Da kam mir eine rettende Idee…

- Oi -, sagte ich. - Ich habe da einen ausländischen Bekannten.
Einen Junggesellen, der kein Wort portugiesisch versteht.
Er möchte diese Nacht nicht alleine verbringen.
Deshalb bat er mich, ihm beim Beschaffen einer weiblichen Begleitung behilflich zu sein.
Darf ich dir diesbezüglich einige Fragen stellen? -

Leidejane: - Selbstverständlich - , flötete die junge Baianerin.

DsB - Was verlangst Du für die ganze Nacht? In der Zeitung steht was von R$ 80,00

Leidejane: - 80 Reais plus Taxi hin und retour sind für zwei Stunden. Für die ganze
Nacht nehme ich R$ 200,00… In welchem Hotel ist denn dein Freund?
Wie heißt er? Ich kenne einen Europäer, der sich Manfred nennt… -

DsB - Hans Wolfgang ist im Diamond Tropical Plaza. Er wartet auf meinen Anruf.
Wie wirst du mit dem Verständigungsproblem fertig, wenn ein Kunde kein
Wort portugiesisch spricht? –

Leidejane: - Ich bin sehr schlau, obwohl ich nicht so professionell bin wie andere
Mädchen. Ich finanziere auf diese Art mein Universitätsstudium verstehst du?
Möchtest du nicht, daß ich dir sage, wie ich aussehe? –

DsB - Ich möchte wissen, wie du dich zu einem fremden Mann ins Bett legen, mit
ihm intim werden kannst, ohne mit ihm auch nur ein Wort zu wechseln? –

Leidejane: - Mimik! Ich rede mit den Händen, mit dem ganzen Körper.
Außerdem weiß ja jeder von uns beiden, was der eine vom anderen erwartet -.
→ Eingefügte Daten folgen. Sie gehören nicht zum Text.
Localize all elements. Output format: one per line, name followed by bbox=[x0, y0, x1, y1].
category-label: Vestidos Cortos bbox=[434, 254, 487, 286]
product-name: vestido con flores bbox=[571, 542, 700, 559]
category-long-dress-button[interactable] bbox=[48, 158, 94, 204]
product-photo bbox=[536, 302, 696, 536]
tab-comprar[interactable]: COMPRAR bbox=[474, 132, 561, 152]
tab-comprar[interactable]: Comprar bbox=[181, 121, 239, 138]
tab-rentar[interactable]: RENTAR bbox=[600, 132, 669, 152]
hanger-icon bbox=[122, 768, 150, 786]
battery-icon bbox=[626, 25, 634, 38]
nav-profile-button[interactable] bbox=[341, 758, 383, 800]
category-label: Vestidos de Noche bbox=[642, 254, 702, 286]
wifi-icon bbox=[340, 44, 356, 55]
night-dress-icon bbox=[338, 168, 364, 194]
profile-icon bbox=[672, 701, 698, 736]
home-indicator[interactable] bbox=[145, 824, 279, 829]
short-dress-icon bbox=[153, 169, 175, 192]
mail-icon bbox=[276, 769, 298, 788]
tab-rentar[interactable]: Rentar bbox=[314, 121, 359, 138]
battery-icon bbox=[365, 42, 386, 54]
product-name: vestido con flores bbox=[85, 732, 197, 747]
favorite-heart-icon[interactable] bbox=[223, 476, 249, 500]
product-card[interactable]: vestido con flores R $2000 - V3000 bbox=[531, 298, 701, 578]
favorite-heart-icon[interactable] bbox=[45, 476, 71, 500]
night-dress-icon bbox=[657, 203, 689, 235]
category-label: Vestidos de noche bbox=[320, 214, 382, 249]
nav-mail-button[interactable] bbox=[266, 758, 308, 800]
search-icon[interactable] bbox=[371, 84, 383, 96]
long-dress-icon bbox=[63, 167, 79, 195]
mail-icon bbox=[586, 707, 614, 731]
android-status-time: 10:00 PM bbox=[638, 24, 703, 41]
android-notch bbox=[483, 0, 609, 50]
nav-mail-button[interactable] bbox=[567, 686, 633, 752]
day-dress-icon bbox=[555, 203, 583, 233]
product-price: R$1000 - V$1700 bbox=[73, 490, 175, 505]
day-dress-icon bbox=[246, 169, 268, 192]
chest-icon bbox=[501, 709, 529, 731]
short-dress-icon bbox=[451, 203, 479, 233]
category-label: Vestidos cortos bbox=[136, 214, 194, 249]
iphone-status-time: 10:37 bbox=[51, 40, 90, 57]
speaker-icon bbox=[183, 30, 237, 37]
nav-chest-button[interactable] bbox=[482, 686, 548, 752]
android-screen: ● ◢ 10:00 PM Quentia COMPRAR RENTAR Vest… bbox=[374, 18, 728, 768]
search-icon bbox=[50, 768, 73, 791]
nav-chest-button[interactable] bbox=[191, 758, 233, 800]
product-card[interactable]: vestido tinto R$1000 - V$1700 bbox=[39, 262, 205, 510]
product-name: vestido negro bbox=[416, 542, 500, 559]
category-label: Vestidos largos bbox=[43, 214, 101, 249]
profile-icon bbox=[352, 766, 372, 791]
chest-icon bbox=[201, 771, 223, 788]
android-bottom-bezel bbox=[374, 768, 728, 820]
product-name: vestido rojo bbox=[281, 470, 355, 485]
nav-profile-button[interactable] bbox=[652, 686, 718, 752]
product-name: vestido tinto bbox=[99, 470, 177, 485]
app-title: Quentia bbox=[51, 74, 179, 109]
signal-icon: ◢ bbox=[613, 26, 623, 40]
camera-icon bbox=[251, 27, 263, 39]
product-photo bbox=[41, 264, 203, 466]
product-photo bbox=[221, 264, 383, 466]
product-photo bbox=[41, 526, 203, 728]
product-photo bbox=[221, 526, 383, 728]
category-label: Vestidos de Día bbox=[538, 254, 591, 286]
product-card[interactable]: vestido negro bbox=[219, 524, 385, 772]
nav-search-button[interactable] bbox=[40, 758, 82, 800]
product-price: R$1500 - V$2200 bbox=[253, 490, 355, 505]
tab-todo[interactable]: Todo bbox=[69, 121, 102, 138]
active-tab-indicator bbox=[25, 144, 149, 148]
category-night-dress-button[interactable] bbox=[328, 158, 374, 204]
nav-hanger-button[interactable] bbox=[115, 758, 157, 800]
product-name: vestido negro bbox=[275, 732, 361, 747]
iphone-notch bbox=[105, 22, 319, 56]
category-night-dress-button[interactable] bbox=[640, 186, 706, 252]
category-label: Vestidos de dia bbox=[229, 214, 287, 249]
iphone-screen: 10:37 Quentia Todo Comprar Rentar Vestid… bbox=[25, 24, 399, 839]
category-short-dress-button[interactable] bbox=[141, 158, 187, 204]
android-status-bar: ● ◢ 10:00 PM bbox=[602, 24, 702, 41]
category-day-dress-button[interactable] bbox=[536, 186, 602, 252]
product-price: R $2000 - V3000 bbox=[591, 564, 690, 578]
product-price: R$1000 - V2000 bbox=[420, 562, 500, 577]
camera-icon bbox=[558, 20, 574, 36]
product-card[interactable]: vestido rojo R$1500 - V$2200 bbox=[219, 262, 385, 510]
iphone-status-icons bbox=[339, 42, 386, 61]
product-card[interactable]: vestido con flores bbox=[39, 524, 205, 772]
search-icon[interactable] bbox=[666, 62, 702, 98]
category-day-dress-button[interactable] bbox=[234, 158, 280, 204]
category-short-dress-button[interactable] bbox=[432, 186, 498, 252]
DsB - Hans Wolfgang hat Schweißfüße und den Mundgeruch eines hungrigen Aasgeiers…-

Leidejane: - Ich bringe ihn schon dazu eine Dusche zu nehmen, die Zähne zu putzen.
Möchtest du nicht, daß ich dir sage, wie ich aussehe?
Ich bin eine lichte Morena, 1,65 groß, 59kg schwer, Typ Guitarre, großer Bumbum und
kleine Brüste, lange Haare bis zum Bumbum… Ich mache alles… fast alles. –

DsB - Bestehst du darauf daß er einen Kondom benützt? Ich glaube, er mag keine Präservative… -

Laidejane: - Meinetwegen kann dein Freund vor Schweiß kleben und auch danach riechen, sich kalt und glitschig anfühlen wie ein Fisch.

Dagegen kann ich etwas tun. Aber vor HIV - Übertragung kann ich mich nur schützen, indem ich
von meinen Klienten verlange, daß sie Präservative benutzen.
Ohne Kondom mache ich kein Programm!

DsB - Auch nicht, wenn er deine Gage erhöht?
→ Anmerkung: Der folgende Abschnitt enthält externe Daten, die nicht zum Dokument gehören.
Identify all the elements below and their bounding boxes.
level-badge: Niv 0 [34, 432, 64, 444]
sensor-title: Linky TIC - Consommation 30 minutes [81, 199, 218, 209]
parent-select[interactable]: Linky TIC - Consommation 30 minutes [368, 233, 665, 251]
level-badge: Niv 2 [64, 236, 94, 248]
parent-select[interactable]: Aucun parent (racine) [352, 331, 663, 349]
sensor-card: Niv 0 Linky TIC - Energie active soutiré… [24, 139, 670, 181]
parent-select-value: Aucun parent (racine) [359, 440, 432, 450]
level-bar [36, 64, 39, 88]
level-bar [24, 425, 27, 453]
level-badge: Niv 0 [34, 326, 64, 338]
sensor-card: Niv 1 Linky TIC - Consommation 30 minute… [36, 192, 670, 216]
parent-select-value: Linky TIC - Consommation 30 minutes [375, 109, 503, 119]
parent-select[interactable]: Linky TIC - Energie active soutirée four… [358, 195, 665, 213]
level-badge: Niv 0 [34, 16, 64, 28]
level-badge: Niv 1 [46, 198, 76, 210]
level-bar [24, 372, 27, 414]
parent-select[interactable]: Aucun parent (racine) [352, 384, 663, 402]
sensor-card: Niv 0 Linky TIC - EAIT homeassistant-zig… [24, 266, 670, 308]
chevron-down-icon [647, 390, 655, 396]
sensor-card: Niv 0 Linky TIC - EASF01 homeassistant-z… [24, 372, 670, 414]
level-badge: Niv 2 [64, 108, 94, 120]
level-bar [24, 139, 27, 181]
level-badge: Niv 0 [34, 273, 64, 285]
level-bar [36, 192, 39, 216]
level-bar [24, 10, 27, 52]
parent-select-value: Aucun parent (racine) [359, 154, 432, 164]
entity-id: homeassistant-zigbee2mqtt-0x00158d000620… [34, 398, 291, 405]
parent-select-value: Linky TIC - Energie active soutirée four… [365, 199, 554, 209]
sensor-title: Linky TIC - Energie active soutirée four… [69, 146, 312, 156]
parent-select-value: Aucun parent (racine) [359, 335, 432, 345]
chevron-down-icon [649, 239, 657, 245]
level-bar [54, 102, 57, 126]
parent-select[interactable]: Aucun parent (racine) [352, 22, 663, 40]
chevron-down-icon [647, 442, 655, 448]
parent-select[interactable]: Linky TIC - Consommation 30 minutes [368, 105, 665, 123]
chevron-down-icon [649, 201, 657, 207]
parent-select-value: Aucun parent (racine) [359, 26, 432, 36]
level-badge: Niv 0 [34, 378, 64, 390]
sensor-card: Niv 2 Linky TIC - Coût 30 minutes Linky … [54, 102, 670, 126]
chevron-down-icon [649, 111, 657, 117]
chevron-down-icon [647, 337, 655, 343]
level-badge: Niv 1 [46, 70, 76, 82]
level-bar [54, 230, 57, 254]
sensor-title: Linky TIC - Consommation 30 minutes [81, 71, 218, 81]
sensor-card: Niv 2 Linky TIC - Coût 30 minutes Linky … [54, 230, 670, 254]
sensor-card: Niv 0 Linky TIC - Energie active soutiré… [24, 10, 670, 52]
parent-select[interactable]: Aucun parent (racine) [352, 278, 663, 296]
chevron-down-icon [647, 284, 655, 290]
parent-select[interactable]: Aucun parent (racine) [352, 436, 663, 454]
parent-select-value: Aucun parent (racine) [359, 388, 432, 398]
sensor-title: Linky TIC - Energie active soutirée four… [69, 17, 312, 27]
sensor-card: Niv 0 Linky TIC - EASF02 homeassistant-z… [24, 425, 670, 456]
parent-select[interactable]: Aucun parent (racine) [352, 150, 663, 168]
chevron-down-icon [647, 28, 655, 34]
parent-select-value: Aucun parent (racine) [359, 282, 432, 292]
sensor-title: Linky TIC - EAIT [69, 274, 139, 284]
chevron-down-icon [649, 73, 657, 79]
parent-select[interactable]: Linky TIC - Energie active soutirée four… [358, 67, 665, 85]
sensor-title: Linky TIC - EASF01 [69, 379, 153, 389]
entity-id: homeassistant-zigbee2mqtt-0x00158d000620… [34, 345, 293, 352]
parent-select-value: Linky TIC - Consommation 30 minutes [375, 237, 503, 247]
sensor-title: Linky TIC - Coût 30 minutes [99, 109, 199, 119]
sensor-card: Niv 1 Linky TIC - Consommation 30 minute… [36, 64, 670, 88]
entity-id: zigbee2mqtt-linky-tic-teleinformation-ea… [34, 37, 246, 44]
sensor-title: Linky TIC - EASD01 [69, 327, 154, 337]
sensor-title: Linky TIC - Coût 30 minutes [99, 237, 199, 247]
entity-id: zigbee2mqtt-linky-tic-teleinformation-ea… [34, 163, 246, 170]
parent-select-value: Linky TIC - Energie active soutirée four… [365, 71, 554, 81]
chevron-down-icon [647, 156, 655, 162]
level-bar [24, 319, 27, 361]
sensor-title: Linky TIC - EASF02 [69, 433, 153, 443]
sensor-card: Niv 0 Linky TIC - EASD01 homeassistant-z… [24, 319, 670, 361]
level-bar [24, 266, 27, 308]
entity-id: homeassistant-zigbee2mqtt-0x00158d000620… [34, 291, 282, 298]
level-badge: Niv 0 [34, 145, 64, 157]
Leidejane: - Um kein Geld der Welt!

DsB - Und wenn es Hans Wolfgang nicht gelingt, den Gummi überzustreifen?

Leidejane: - Das ist kein Problem. Das kannst du ruhig mir überlassen. Ich habe da meine Tricks…

DsB - Gut, ich werde jetzt Hans Wolfgang anrufen. Ich melde mich später bei dir.

Leidejane: - Sag deinem Freund, daß ich R$ 300,00 verlange. Wegen extrem ungesunder Arbeitsbedingungen.
Stell dir vor, ich ziehe mir einen Fußpilz zu, oder Filzläuse, Milben oder Küchenschaben…

Ich legte as Telefon beiseite, notierte die wichtigsten Punkte.
Nicht zufrieden mit den gesammelten Informationen, rief ich noch bei ein paar anderen Nummern an.
Adriana, eine blonde, 1,73 große und 29 Jahre junge Südbrasilianerin verlangte ganze R$ 600,00 für ein nachtfüllendes Programm, während Mércia, eine vollbusige Mulattin den Preis von 350 Reais nannte.
Bolá, ein 18 Jahre altes afrobrasilianisches Mädchen mit kurzem Kraushaar würde es bei R$ 80,00 belassen.
Damit wieder einmal bewiesen war, daß die Faustregel: je dunkelhäutiger, umso geringer der Lohn, auch im ältesten aller Gewerbe galt.

Abends, wir hatten gerade Besuch, schrillte das Telefon.
Angélica, unsere Kleinste rannte los, hob ab, nannte Namen und Wunsch der anrufenden Person…
Im Laufe des Abends riefen alle an um das Fernbleiben des potentiellen Kunden zu ergründen. Zuerst Leidejane, Bolá dreimal, Mércia und schließlich Adriana.

Ich hatte vollkommen vergessen, daß Telefone heutzutage mit jenen Einrichtungen versehen waren, die die Nummern aller Gesprächspartner, aller erhaltenen Telefonate registrierten.

Es war eine Tragödie, all die Anrufe meiner lieben Ehefrau erklären zu müssen…
Vor den Kindern und vor den wichtigsten Persönlichkeiten unserer Pfarrgemeinschaft einschließlich Pater Hans Wolfgang.